Изгибаясь, словно знак вопроса,Дергаясь спиной и головой,Пьяное подобие матросаДвигалось по ломаной кривой! —мысленно подсказала Алена.
– Принеси книжку, Люська! – заблажил Леха, который явно не обладал способностью к телепатии.
– Ну, как ваши нижегородцы говорят, сдонжил [4] ты меня, чисто сдонжил! – с ненавистью пробормотала Люська. – Где эта твоя книжка?
– В той комнате, – пробормотал неугомонный любитель Рубцова.
– У квартиранта, что ли?
– Ну.
– Не-е, – лениво протянула Люська. – В комнату квартиранта я не пойду.
– Почему?
– Во-первых, он поставил замок. А ключа у меня нет. Во-вторых, сказал, если я туда залезу, он мне мало что вывеску начистит, так еще и наведет на меня ментов. А мне это зачем?
– Да брось, это он треплется, – с пьяной бравадой заявил Леха. – Не тронет он тебя. А тронет – я его...
– Заяц во хмелю, – брезгливо сказала Люська. – Охота была с этим мужиком скандалить из-за какого-то твоего Рубцова? Я с таким квартирантом живу, как у Христа за пазухой, никто ко мне не цепляется, никакой прописки-выписки не требует.
– Как это ты с ним живешь? – внезапно взревел Леха. – Ты ж говорила, между вами ничего...

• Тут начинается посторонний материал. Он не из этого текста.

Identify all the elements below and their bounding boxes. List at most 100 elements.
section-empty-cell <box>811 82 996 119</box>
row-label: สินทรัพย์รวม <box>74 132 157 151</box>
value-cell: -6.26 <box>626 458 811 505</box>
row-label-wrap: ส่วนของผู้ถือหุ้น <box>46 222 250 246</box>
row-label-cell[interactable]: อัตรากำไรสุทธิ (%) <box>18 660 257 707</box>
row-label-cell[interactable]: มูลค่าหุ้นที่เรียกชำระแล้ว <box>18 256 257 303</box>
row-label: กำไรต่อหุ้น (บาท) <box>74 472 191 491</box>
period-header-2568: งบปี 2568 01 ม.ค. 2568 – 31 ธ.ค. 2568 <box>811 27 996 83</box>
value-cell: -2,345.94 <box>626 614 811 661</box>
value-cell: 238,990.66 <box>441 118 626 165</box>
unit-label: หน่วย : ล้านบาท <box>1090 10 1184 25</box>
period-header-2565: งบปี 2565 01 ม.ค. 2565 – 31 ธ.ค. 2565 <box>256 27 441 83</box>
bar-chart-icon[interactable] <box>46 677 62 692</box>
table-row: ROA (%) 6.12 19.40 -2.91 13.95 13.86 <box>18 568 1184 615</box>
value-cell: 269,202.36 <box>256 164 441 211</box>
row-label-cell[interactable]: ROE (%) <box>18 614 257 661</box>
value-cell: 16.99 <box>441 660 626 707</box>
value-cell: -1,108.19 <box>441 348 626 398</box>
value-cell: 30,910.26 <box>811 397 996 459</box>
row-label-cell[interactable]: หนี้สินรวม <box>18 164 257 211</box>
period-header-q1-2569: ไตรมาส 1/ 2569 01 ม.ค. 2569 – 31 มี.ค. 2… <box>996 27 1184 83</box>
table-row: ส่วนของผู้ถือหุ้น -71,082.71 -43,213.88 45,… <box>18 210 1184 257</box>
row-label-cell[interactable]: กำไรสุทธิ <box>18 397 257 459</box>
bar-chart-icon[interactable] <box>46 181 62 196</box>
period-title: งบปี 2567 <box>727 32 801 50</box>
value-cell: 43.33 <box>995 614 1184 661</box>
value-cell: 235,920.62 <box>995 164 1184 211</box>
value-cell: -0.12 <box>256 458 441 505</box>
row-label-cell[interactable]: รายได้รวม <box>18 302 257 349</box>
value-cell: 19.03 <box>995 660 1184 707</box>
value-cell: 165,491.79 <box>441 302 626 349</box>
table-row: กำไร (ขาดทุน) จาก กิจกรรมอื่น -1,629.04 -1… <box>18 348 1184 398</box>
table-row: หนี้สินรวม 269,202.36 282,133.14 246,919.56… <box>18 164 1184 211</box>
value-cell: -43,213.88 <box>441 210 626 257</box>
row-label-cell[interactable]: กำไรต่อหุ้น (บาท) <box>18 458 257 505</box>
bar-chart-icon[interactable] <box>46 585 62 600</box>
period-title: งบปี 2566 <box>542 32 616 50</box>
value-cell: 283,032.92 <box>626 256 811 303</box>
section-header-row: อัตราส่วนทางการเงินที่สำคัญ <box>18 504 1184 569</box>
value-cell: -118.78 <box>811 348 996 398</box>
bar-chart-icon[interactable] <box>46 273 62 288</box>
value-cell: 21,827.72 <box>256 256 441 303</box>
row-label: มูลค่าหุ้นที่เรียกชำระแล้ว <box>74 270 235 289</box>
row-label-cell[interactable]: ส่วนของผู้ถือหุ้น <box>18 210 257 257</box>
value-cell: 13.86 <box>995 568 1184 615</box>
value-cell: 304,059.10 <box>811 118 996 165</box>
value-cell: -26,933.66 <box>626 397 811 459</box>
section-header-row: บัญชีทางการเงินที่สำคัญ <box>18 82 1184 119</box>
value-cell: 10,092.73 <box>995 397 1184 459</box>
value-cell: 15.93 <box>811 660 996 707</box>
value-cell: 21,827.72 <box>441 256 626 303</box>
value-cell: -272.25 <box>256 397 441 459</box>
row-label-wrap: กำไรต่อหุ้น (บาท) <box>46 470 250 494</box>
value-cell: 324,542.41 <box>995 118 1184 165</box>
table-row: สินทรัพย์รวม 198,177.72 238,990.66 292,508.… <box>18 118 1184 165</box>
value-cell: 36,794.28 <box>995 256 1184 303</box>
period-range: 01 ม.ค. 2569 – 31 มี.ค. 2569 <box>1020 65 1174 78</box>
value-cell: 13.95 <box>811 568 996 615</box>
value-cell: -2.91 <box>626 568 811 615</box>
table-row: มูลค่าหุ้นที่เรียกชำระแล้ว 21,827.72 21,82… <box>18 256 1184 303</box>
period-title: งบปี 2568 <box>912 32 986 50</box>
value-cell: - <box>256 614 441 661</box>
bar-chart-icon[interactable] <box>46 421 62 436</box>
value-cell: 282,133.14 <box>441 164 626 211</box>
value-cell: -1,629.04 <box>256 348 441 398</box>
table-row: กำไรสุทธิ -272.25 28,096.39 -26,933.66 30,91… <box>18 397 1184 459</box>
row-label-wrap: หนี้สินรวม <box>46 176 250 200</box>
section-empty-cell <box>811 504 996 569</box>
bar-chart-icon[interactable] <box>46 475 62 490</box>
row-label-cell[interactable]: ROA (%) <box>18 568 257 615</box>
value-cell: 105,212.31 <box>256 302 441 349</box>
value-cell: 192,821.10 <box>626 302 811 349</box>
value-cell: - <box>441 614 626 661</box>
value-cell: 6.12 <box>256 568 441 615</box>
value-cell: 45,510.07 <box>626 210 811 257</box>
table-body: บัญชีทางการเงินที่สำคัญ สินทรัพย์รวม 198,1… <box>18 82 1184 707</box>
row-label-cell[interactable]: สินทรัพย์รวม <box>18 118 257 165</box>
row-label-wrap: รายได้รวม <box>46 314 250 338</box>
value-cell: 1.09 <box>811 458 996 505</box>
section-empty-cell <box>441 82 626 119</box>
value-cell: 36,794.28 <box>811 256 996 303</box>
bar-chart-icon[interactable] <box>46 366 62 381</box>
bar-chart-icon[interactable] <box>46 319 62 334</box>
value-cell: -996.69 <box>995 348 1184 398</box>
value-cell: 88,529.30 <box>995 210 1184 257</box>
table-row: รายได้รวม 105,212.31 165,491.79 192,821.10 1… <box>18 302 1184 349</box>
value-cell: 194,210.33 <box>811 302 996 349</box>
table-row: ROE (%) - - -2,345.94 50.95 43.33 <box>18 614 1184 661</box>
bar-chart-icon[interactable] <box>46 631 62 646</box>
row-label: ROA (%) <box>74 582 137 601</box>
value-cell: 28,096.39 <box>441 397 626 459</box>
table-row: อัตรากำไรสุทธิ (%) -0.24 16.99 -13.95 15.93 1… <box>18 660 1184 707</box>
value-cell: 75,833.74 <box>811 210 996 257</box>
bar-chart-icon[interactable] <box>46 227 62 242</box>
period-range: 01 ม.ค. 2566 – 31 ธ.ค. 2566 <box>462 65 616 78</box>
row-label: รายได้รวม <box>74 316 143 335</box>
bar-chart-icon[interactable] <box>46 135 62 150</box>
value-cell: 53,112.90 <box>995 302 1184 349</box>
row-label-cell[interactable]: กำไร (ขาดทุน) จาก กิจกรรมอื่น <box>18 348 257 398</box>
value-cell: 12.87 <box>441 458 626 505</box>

– А тебе-то что? – перебила Люська. – Только что орал: не любовница, а собутыльница.
– Люська! – Голос Лехи набряк пьяной яростью.
– Да уймись, – равнодушно бросила Люська. – Ни с кем я не живу, нужны вы мне, кобели. Квартирант хороший, платит вовремя, ведет себя тихо, баб не водит, да и самого его практически нет никогда. Зачем я буду с ним ссориться и лезть в его комнату, когда ему этого не хочется?
«Может, твой квартирант баб к себе и не водит, – тоскливо подумала Алена. – Однако определенно носит их к себе. Меня он наверняка принес – я ж без сознания была. И в каком же состоянии, интересно знать, находилась эта Люська, что не видела ничего и не слышала? Не подозревает о делишках этого фальшивого милиционера?»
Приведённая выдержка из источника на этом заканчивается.